Sled Driver got an arm, I got the other, and we pulled Albert over to the boardwalk and propped his back against the general store wall.
"I'm going to be okay," Albert said. "Things has quit spinning around. I don't think I'm busted inside."
"Cause you got most of it in the head," Sled Driver said kindly. "You people can take a lick to the head."
Albert turned his swollen face slowly upwards, looked at the man with the badger's butt for a face. I thought maybe he was going to try and get up and smash the man's head, but he didn't. He said, "You take a message to the saloon for me?"
"Hell no," the sled driver said. "That crazy fella and his circus is over to the saloon."
"We'll pay you," Albert said.
"What message?" I said.
"How much?" Sled Driver said.
Albert pushed a hand in his pants and fumbled out six bits.
Sled Driver looked at the six bits in Albert's palm. "No way. Not chancing getting myself made into a lead sandwich for no six bits."
Albert turned his head to me.
"I got some," I said. I dug out all I had. Together it was about four dollars.
"That enough?" Albert asked.
"Well now," Sled Driver said. "Four dollars is four dollars."

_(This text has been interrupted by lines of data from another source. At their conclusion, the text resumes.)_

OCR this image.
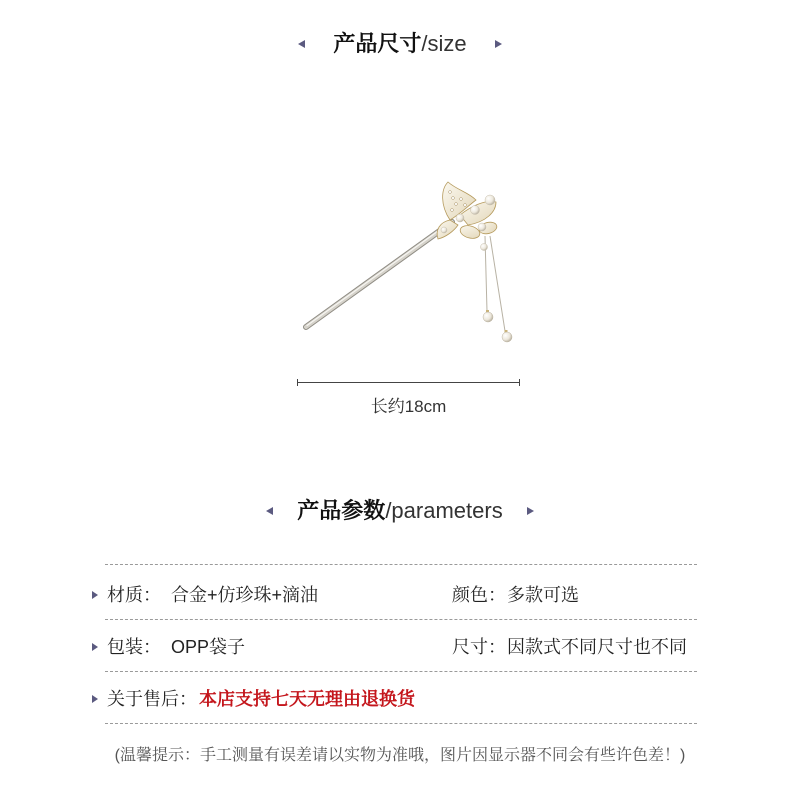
产品尺寸/size
长约18cm
产品参数/parameters
材质： 合金+仿珍珠+滴油	颜色： 多款可选
包装： OPP袋子	尺寸： 因款式不同尺寸也不同
关于售后： 本店支持七天无理由退换货
(温馨提示：手工测量有误差请以实物为准哦，图片因显示器不同会有些许色差！)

"Just asking you to take a little message. You let me and Buster here get back down to that wagon at the end of the street, then you tell him this. His uncle, Private Albert C. Moses, United States Cavalry, is coming to see him. And I ain't bringing presents. Tell him I ain't coming for no fast draw. I'm coming to do a bit of business."

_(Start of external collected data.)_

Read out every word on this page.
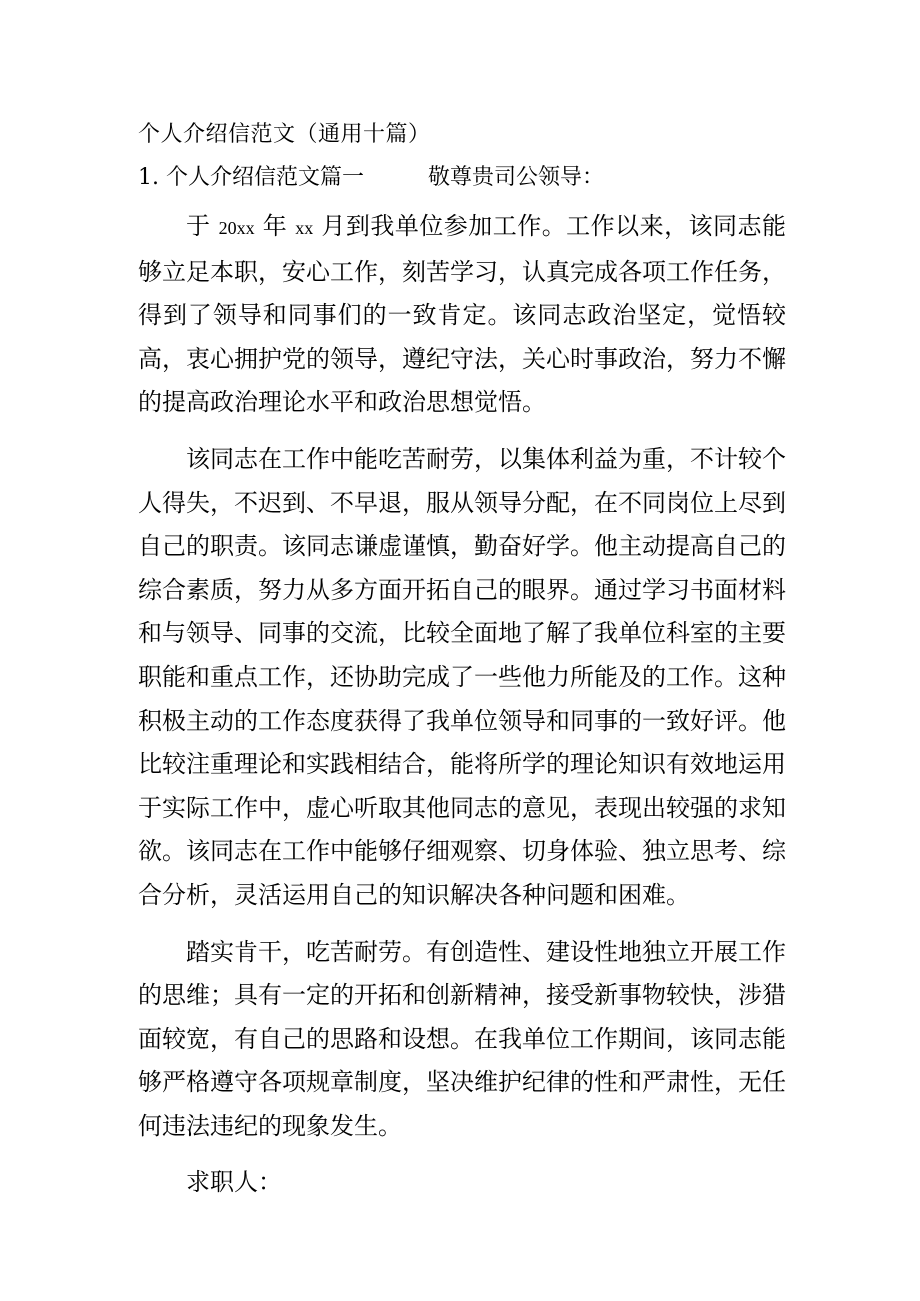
个人介绍信范文（通用十篇）
1. 个人介绍信范文篇一	敬尊贵司公领导：

于 20xx 年 xx 月到我单位参加工作。工作以来，该同志能够立足本职，安心工作，刻苦学习，认真完成各项工作任务，得到了领导和同事们的一致肯定。该同志政治坚定，觉悟较高，衷心拥护党的领导，遵纪守法，关心时事政治，努力不懈的提高政治理论水平和政治思想觉悟。

该同志在工作中能吃苦耐劳，以集体利益为重，不计较个人得失，不迟到、不早退，服从领导分配，在不同岗位上尽到自己的职责。该同志谦虚谨慎，勤奋好学。他主动提高自己的综合素质，努力从多方面开拓自己的眼界。通过学习书面材料和与领导、同事的交流，比较全面地了解了我单位科室的主要职能和重点工作，还协助完成了一些他力所能及的工作。这种积极主动的工作态度获得了我单位领导和同事的一致好评。他比较注重理论和实践相结合，能将所学的理论知识有效地运用于实际工作中，虚心听取其他同志的意见，表现出较强的求知欲。该同志在工作中能够仔细观察、切身体验、独立思考、综合分析，灵活运用自己的知识解决各种问题和困难。

踏实肯干，吃苦耐劳。有创造性、建设性地独立开展工作的思维；具有一定的开拓和创新精神，接受新事物较快，涉猎面较宽，有自己的思路和设想。在我单位工作期间，该同志能够严格遵守各项规章制度，坚决维护纪律的性和严肃性，无任何违法违纪的现象发生。

求职人：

"That don't make no sense," Sled Driver said.
"It will to him," Albert said. "Little Buster. Get me on my feet."
I did.
"Is he going to shoot me?" Sled Driver asked.
"Not if you tell him that dumb, crazy nigger he beat up sent the message. Then you can cuss me some. He likes that."
"Well," Sled Driver said looking at the money in his hand, "four dollars is four dollars."
We carried Skinny back to the wagon and put him on Billy Bob's stoop. Albert pulled the rack of Cure-All aside, and underneath it was a trap door.
"Madonna and I built this in here," Albert said. "Billy Bob didn't never know about it."
He opened the trap. Inside was a crate. He took the crate out and opened it. There was an old Army uniform, a cap, a .45, an old .44, and a Springfield rifle, some shells for all of them.